Marconi Perillo, presidente nacional do PSDB, afirmou que a legenda terá candidato próprio a prefeito em Goiânia, mas os nomes que se apresentaram até agora, Matheus Ribeiro e a vereadora Aava Santiago, parecem não convencer sequer o Cidadania, sigla federada com o PSDB. O presidente do partido, Gilvane Felipe, parece defender uma aproximação com o PT.
Nem mesmo o prefeito Rogério Cruz (Republicanos), em tese, candidato natural à reeleição, bateu martelo em relação a sua candidatura. Ele estaria aguardando o resultado de uma pesquisa eleitoral encomendada pelo partido para decidir se vai ou não disputar a eleição. Nesse vácuo de candidaturas, até o nome de Sandro Mabel (Republicanos) apareceu esta semana. Ao que o presidente da Fieg disparou: “só se fosse louco”.
Na base do governador, o presidente da Assembleia Legislativa, deputado Bruno Peixoto, não baixa a guarda. Aliás, já dava como certa a escolha de seu nome diante da desistência de Ana Paula Rezende e da impossibilidade jurídica da candidatura de Gustavo Mendanha quando viu surgir Jânio Darrot, ex-prefeito de Trindade. Esse imbróglio só deve ser resolvido ano que vem pela decisão do governador Ronaldo Caiado.

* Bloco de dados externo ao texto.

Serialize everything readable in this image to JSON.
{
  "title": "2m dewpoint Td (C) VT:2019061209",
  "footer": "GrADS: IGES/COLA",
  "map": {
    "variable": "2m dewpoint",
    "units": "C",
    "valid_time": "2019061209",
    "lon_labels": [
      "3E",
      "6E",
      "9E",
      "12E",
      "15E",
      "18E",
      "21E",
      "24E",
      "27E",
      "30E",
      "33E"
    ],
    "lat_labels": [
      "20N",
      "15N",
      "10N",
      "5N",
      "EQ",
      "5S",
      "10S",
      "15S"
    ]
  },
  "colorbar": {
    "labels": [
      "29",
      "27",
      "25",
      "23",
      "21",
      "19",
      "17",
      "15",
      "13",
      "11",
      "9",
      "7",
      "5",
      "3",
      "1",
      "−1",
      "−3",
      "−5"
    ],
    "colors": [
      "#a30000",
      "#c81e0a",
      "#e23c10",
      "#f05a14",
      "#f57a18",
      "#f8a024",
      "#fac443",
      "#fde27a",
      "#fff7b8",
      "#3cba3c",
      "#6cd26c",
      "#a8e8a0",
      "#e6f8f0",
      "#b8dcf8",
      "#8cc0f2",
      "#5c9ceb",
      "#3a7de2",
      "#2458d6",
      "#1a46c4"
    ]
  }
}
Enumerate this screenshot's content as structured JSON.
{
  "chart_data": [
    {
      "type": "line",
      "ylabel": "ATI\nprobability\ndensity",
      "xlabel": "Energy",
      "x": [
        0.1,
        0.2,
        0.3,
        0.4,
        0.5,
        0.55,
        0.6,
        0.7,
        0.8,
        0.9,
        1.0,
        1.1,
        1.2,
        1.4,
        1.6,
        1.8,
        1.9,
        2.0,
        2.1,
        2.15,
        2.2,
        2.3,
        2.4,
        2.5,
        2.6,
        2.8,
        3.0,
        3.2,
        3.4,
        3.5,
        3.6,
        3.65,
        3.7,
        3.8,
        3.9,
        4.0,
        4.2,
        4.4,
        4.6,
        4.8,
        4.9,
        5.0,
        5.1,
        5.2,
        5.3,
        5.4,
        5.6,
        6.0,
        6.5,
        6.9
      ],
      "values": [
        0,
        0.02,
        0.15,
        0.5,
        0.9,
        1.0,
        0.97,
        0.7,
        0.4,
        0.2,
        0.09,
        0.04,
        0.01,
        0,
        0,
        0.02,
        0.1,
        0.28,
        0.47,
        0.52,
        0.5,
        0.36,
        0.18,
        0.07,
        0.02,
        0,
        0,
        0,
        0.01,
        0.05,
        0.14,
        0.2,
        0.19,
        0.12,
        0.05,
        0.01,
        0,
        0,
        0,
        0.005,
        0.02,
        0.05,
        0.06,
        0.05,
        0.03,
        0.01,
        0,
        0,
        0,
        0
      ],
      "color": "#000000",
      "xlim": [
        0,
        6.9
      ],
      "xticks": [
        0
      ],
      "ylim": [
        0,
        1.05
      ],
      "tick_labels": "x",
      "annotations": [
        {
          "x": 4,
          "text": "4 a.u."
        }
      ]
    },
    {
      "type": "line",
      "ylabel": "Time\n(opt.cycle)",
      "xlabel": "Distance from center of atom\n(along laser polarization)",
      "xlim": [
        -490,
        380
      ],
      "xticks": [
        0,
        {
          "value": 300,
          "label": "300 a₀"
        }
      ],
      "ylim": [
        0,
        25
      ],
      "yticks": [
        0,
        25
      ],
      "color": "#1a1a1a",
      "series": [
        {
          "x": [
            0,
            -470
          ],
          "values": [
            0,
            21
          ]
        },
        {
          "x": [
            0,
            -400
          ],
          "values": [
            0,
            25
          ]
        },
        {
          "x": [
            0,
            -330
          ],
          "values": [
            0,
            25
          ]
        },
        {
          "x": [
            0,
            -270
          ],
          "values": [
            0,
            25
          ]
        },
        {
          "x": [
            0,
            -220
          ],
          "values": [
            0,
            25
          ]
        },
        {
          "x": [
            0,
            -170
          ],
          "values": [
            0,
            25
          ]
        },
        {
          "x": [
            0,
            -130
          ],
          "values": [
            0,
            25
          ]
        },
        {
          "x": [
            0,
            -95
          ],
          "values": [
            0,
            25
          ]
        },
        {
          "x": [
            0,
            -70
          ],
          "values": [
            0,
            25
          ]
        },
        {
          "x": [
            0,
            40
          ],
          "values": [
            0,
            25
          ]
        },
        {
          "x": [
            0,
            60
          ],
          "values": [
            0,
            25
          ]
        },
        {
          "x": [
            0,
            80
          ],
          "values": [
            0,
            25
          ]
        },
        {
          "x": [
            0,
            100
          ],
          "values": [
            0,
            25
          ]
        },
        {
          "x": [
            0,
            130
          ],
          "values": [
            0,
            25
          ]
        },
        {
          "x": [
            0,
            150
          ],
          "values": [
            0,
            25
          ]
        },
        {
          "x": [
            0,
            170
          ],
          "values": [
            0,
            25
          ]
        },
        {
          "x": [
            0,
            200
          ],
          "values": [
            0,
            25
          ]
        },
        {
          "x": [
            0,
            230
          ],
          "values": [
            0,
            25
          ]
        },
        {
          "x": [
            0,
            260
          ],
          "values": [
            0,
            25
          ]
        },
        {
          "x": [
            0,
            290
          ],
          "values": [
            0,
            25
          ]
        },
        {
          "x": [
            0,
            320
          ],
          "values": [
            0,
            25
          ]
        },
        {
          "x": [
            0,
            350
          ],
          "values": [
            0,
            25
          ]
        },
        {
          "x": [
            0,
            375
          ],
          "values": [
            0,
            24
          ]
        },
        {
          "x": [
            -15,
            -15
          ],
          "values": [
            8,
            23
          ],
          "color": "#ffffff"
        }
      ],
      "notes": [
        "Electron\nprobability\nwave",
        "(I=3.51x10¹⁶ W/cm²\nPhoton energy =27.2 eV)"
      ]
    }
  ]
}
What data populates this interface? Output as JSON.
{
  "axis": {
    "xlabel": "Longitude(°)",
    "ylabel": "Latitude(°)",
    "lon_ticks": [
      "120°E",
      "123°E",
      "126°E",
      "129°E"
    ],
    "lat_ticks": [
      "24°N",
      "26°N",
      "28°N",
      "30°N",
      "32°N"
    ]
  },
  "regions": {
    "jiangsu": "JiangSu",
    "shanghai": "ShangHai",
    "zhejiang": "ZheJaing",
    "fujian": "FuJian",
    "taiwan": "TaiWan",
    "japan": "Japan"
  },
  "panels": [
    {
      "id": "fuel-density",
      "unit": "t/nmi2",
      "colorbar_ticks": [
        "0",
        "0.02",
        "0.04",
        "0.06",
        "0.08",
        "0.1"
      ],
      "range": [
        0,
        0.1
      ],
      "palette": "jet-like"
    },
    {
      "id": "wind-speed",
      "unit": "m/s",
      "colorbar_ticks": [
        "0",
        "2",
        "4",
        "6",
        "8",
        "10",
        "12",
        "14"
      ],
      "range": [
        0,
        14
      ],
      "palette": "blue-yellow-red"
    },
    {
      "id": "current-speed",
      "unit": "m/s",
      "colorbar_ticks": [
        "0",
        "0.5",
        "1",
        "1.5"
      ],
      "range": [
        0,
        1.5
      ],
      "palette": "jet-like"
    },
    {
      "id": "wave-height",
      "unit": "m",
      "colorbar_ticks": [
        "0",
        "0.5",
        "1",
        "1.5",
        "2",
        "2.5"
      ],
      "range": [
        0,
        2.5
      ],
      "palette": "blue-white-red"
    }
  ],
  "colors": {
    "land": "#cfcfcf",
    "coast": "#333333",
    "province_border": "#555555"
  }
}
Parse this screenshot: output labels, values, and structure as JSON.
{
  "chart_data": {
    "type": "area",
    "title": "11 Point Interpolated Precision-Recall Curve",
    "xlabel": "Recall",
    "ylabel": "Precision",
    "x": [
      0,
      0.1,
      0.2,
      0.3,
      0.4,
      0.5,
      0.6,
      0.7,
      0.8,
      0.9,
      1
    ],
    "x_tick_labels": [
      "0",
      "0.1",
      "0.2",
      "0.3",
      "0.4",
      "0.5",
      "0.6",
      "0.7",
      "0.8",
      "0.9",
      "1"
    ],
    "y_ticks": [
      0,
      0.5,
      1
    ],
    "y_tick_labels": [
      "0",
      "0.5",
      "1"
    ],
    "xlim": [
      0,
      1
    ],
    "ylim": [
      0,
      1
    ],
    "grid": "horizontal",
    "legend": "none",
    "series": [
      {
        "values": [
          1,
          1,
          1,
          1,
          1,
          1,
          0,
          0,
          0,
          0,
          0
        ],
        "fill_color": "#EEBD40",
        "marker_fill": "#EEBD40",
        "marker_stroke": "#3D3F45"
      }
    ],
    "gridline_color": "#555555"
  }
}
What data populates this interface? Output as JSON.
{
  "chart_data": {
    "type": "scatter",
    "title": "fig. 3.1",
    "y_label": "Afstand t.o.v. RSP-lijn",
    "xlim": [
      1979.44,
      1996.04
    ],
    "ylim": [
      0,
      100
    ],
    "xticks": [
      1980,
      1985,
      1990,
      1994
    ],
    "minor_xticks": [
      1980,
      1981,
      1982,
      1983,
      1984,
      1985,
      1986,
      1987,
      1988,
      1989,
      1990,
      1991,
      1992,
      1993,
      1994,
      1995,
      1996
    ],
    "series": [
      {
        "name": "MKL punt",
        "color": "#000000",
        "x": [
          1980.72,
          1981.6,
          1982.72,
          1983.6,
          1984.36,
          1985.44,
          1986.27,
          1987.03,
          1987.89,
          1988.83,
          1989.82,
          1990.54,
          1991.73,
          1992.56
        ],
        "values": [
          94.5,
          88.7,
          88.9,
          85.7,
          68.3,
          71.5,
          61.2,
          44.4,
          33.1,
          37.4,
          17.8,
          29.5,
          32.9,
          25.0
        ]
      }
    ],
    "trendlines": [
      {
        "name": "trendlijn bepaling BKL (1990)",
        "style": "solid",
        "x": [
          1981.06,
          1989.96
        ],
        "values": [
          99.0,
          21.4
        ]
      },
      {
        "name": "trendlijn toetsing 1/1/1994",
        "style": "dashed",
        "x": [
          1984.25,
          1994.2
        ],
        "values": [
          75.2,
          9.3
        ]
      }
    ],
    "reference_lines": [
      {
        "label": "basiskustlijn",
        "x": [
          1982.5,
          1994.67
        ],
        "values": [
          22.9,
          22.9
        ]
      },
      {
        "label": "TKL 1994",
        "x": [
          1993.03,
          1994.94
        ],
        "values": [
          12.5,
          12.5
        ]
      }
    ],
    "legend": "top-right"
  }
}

A incógnita que vai mexer realmente com esse tabuleiro é a candidatura de Vanderlan Cardoso, que também só vai decidir sobre a eleição municipal em 2024. Essa decisão pode fazer defuntos levantar de covas para rivalizar com o senador, que vem somando muitos desafetos em sua trajetória, e também demover candidatos convictos da pretensão de disputar a eleição. Entre todas as indefinições, a de Vanderlan é a única que realmente pode reconfigurar todo processo eleitoral de 2024.